We can now animate the training to get a better understanding of the fit.

predict(y0, t, p, state) = begin
    node, _, _ = neural_ode(t, length(y0))
    Array(node(y0, p, state)[1])
end

function plot_pred(t_train, y_train, t_grid, rescale_t, rescale_y,
        num_iters, p, state, loss, y0 = y_train[:, 1])
    y_pred = predict(y0, t_grid, p, state)
    return plot_result(rescale_t(t_train), rescale_y(y_train),
        rescale_t(t_grid), rescale_y(y_pred), loss, num_iters)
end

function plot_pred(t, y, y_pred)
    plt = Plots.scatter(t, y; label = "Observation")
    Plots.plot!(plt, t, y_pred; label = "Prediction")
end

function plot_pred(t, y, t_pred, y_pred; kwargs...)
    plot_params = zip(eachrow(y), eachrow(y_pred), FEATURE_NAMES, UNITS)
    map(enumerate(plot_params)) do (i, (yᵢ, ŷᵢ, name, unit))
        plt = Plots.plot(t_pred, ŷᵢ; label = "Prediction", color = i,
            linewidth = 3, legend = nothing, title = name, kwargs...)
        Plots.scatter!(plt, t, yᵢ; label = "Observation", xlabel = "Time",
            ylabel = unit, markersize = 5, color = i)
    end
end

function plot_result(t, y, t_pred, y_pred, loss, num_iters; kwargs...)
    plts_preds = plot_pred(t, y, t_pred, y_pred; kwargs...)
    plot!(plts_preds[1]; ylim = (10, 40), legend = (0.65, 1.0))
    plot!(plts_preds[2]; ylim = (20, 100))
    plot!(plts_preds[3]; ylim = (2, 12))
    plot!(plts_preds[4]; ylim = (990, 1025))
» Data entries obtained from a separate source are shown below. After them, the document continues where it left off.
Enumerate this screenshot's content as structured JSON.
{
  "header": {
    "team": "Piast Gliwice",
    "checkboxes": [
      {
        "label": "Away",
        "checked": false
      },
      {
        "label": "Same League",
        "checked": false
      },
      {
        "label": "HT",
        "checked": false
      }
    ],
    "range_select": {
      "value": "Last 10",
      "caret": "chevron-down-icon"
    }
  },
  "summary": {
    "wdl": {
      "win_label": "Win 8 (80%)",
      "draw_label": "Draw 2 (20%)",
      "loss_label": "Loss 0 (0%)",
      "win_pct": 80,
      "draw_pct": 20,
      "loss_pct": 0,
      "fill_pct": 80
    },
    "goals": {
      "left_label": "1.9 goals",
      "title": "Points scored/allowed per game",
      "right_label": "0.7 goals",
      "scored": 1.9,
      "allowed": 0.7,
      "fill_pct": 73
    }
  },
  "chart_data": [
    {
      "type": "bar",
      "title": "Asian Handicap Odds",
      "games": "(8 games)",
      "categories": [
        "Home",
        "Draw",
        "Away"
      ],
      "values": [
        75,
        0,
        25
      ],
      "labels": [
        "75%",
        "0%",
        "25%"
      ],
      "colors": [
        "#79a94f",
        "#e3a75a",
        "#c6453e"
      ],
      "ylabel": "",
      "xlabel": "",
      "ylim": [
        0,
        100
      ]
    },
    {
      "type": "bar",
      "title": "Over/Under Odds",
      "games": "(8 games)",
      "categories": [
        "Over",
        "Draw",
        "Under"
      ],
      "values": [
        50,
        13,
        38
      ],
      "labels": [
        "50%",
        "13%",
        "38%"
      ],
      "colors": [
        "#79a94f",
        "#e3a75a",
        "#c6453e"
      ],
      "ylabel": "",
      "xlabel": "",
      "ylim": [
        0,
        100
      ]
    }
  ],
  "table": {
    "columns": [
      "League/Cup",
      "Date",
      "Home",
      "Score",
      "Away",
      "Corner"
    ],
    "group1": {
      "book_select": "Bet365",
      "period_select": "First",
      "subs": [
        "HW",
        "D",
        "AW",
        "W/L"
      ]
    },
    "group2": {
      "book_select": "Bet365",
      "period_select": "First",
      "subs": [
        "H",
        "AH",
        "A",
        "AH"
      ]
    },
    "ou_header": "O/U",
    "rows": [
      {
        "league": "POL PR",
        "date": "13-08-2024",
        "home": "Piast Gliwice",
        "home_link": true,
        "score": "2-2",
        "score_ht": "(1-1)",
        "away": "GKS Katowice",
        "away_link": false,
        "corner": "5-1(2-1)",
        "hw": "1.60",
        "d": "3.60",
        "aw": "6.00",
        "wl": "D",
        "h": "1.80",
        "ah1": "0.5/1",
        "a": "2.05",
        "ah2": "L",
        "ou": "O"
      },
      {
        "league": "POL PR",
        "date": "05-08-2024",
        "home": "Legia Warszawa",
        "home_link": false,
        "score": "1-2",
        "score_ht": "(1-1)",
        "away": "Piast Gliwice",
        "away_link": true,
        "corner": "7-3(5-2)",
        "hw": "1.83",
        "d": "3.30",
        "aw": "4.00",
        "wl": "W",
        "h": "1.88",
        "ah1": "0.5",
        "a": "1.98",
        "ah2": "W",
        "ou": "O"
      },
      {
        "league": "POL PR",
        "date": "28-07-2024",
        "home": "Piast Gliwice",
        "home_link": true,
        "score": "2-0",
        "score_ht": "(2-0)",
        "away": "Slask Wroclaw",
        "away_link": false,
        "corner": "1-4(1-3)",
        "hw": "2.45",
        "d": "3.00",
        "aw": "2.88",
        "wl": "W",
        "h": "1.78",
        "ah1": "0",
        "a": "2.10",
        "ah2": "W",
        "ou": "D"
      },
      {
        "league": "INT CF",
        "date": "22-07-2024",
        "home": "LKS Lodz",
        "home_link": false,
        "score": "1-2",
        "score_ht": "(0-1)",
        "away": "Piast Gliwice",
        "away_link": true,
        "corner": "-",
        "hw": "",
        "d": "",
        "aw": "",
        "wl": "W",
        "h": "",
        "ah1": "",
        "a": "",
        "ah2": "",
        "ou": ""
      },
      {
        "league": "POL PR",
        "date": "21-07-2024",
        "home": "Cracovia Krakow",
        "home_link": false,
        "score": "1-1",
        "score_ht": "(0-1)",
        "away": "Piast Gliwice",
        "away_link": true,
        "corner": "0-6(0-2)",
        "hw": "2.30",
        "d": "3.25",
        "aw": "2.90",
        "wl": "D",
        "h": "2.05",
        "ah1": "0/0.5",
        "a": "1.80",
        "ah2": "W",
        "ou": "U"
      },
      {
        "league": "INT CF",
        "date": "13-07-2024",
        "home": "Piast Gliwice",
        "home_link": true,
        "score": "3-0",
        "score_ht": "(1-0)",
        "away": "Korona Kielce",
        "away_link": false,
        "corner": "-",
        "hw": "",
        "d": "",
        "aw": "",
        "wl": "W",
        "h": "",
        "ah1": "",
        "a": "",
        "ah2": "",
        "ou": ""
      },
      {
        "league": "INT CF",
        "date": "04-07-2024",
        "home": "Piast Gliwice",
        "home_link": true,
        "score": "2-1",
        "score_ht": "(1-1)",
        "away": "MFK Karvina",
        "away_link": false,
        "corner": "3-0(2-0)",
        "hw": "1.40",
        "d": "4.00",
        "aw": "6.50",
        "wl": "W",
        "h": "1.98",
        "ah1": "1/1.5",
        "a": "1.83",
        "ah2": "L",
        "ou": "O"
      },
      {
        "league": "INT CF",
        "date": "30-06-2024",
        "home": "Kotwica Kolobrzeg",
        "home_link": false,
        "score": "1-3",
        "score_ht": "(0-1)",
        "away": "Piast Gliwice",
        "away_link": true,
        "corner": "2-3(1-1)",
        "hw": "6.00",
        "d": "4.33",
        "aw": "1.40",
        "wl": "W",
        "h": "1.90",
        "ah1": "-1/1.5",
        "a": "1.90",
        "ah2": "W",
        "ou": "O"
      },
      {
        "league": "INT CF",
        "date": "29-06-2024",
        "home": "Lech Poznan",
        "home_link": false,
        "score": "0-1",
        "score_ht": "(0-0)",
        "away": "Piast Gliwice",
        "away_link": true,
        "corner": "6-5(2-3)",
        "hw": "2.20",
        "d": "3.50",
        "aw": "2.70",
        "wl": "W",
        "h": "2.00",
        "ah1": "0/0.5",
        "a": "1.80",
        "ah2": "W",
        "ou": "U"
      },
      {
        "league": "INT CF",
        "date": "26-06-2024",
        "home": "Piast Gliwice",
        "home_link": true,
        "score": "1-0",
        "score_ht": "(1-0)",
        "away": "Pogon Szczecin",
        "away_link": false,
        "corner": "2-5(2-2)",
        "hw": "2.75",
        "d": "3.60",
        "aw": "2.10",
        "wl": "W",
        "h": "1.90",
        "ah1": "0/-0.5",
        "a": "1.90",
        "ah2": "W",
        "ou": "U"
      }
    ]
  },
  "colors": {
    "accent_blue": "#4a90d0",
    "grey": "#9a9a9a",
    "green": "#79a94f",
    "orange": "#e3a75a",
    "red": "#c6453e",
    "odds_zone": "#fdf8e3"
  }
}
    p_loss = Plots.plot(loss; label = nothing, linewidth = 3, title = "Loss",
        xlabel = "Iterations", xlim = (0, num_iters))
    plots = [plts_preds..., p_loss]
    plot(plots...; layout = grid(length(plots), 1), size = (900, 900))
end

function animate_training(
        plot_frame, t_train, y_train, ps, losses, obs_grid; pause_for = 300)
    obs_count = Dict(i - 1 => n for (i, n) in enumerate(obs_grid))
    is = [min(i, length(losses)) for i in 2:(length(losses) + pause_for)]
    @animate for i in is
        stage = Int(floor((i - 1) / length(losses) * length(obs_grid)))
        k = obs_count[stage]
        plot_frame(t_train[1:k], y_train[:, 1:k], ps[i], losses[1:i])
    end every 2
end

num_iters = length(losses)
t_train_grid = collect(range(extrema(t_train)...; length = 500))
rescale_t(x) = t_scale .* x .+ t_mean
rescale_y(x) = y_scale .* x .+ y_mean
function plot_frame(t, y, p, loss)
    plot_pred(t, y, t_train_grid, rescale_t, rescale_y, num_iters, p, state, loss)
end
anim = animate_training(plot_frame, t_train, y_train, ps, losses, obs_grid)
gif(anim, "node_weather_forecast_training.gif")
Example block output

Looks good! But how well does the model forecast?

function plot_extrapolation(t_train, y_train, t_test, y_test, t̂, ŷ)
    plts = plot_pred(t_train, y_train, t̂, ŷ)
    for (i, (plt, y)) in enumerate(zip(plts, eachrow(y_test)))
        scatter!(plt, t_test, y; color = i, markerstrokecolor = :white,
            label = "Test observation")
    end

    plot!(plts[1]; ylim = (10, 40), legend = :topleft)
    plot!(plts[2]; ylim = (20, 100))
    plot!(plts[3]; ylim = (2, 12))
    plot!(plts[4]; ylim = (990, 1025))
    plot(plts...; layout = grid(length(plts), 1), size = (900, 900))
end

t_grid = collect(range(minimum(t_train), maximum(t_test); length = 500))
y_pred = predict(y_train[:, 1], t_grid, ps[end], state)
plot_extrapolation(rescale_t(t_train), rescale_y(y_train), rescale_t(t_test),
    rescale_y(y_test), rescale_t(t_grid), rescale_y(y_pred))
Example block output

While there is some drift in the weather patterns, the model extrapolates very well!